Continuing, on the 13th of May, the Turkish President Erdogan pays another visit to Tirana where he participates in the establishing of the county’s largest mosque, which was financed by Turkey with around 40 million USD. Turkish neo-ottoman designs clearly embrace Rama’s project, but in the sense of using him as a tool for Ankara’s grander strategy which is to spread Turkish influence up to Danube by taking advantage of the Balkan related ethnic, religious and social cleavages.

Moreover, contrary to what most Albanians, Greeks and the rest of international commentators believe Athens and Tirana are still in legal terms in “war”. Although in 1987 and during the last years of the Iron Curtain, Greece and Albania decided to sign a peace agreement, for concluding their engagement in WW2, that never took effect since it was not ratified by the Greek Parliament. Of course no peace treaty has been signed by both countries as well. Technically both countries are in war, which means that a deterioration of the relations would automatically provide to the stronger side certain swift and painful measures that would be in line to the international established principles, such as: Border closing, expulsion of Albanian citizens from Greek territory and re-arming of the borderline land forces camps and expedition forces.

One can imagine that more or less the same measures would be taken by all Albanian and Kosovo neighbors, resulting in a first-class economic catastrophe of the population, which already leaves en mass and heads to the North of Europe due to the dire economic situation. Furthermore, the military balance of powers in the region along with the denial by any EU power to accept such a “project”, plus Russia, clearly does not enable a military solution by either Tirana or Pristina.
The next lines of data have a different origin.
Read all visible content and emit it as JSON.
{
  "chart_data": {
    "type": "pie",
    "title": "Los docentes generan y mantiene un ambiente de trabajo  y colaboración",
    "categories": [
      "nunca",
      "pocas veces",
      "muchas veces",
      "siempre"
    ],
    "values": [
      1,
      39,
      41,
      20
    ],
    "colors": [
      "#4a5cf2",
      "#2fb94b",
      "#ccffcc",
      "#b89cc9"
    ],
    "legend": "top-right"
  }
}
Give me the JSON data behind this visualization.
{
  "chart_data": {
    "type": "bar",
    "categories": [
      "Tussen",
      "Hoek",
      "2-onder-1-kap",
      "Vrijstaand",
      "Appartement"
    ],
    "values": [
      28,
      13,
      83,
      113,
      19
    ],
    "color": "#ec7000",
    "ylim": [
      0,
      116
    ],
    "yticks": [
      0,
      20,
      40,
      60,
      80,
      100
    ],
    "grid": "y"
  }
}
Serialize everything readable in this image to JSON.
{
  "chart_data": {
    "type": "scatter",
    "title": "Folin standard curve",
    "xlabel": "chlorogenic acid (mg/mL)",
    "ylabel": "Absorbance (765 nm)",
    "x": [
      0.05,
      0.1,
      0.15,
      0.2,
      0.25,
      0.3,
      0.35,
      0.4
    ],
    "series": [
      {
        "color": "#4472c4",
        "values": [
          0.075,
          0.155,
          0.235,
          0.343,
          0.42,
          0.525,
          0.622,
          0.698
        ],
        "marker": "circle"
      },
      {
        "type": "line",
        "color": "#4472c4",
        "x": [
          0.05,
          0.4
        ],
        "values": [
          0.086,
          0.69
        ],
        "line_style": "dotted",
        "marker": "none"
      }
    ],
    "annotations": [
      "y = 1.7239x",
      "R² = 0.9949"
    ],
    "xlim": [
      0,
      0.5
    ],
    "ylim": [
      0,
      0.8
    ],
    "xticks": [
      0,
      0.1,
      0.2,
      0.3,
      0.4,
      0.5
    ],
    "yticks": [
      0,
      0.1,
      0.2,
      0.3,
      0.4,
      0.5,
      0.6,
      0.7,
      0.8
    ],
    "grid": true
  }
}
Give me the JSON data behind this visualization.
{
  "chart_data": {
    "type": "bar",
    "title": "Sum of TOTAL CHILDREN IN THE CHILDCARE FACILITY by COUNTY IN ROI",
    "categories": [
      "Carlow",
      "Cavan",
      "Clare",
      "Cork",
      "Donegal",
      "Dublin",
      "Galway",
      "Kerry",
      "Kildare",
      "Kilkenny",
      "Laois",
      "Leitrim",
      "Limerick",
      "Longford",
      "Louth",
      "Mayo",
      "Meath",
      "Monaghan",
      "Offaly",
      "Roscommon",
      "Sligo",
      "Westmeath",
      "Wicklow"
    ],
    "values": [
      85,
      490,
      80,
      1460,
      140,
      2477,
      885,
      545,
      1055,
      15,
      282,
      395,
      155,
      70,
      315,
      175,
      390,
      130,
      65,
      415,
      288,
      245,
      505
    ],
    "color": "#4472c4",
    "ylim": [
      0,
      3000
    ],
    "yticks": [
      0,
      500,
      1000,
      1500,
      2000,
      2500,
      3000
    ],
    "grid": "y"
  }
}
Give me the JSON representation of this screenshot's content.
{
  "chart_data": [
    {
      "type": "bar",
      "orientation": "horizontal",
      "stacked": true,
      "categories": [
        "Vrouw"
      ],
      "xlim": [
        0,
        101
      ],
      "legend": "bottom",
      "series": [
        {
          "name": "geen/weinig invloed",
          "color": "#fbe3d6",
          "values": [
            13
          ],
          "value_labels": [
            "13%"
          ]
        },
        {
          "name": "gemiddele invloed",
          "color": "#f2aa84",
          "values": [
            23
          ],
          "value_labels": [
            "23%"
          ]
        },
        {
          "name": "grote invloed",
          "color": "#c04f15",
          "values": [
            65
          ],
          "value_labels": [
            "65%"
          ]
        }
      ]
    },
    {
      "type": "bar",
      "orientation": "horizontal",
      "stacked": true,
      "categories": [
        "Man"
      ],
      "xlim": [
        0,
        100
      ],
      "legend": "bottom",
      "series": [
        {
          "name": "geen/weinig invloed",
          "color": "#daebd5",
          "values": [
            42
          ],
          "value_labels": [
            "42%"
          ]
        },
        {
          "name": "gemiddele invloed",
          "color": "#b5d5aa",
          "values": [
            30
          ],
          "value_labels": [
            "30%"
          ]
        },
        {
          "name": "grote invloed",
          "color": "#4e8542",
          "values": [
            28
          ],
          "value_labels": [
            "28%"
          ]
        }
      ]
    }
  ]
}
Thus the key question arises, why all the fuss? A logical conclusion would be that the key issue is not “Great Albania” but simply the need of Kosovo to have access to the Sea (Adriatic) otherwise it cannot be economically sustainable in the long-run and especially when international donors will start decreasing their assistance. Thus the merge between Kosovo & Albania becomes an option, primarily for the former, which in turn obliges Tirana to launch a hyper nationalistic tone in order to be able to “lead” such a union and not be overburdened or even “annexed” by a more dynamic Kosovo-Albanian political class.

It should also be noted that the EU’s and USA-led “Southern natural gas corridor” which is a system of pipelines connecting the Caspian offshore reserves via Trans-Anatolian Pipeline (TANAP), Trans-Adriatic (TAP) to Italy and Ionian-Adriatic (IAP) to Croatia, will have a critical transit via Greece and then Albania. Thus any Albanian re-draw of the current state of affairs in the region, destructs such grand energy project and the tremors have wider geopolitical consequences of negative status. Furthermore, the eventual inclusion of the whole of the Western Balkans in the EU and NATO would be blown out of course, while it has to be noted emphatically that a significant segment of the Albanian elite in Tirana is not content with the pace Edi Rama is leading the country and the consequences that this may entail to the domestic stability.

Regional differences inside Albania will be augmented if the administration pushes forward a plan that will lead to Balkan destabilization, since Albanian is traditionally characterized by autonomist tendencies of certain of its peripheral communal areas that barely conform to the central government. A stirring of nationalistic passions would lead to a series of unintended consequences, where the newly formed Tirana political-business elite could barely keep up, eventually leading to its demise.

For all the above reasons, a great Albania project is a tendency which is mostly related to a union between Kosovo-Albania, a process though that is not guaranteed, smooth or even acceptable by the locals. Certainly the political environment is heating up once more in the Balkans and destabilizing forces would certainly try to stir up acts of provocations in various fronts and with various justifications both in the short and in the mid-term.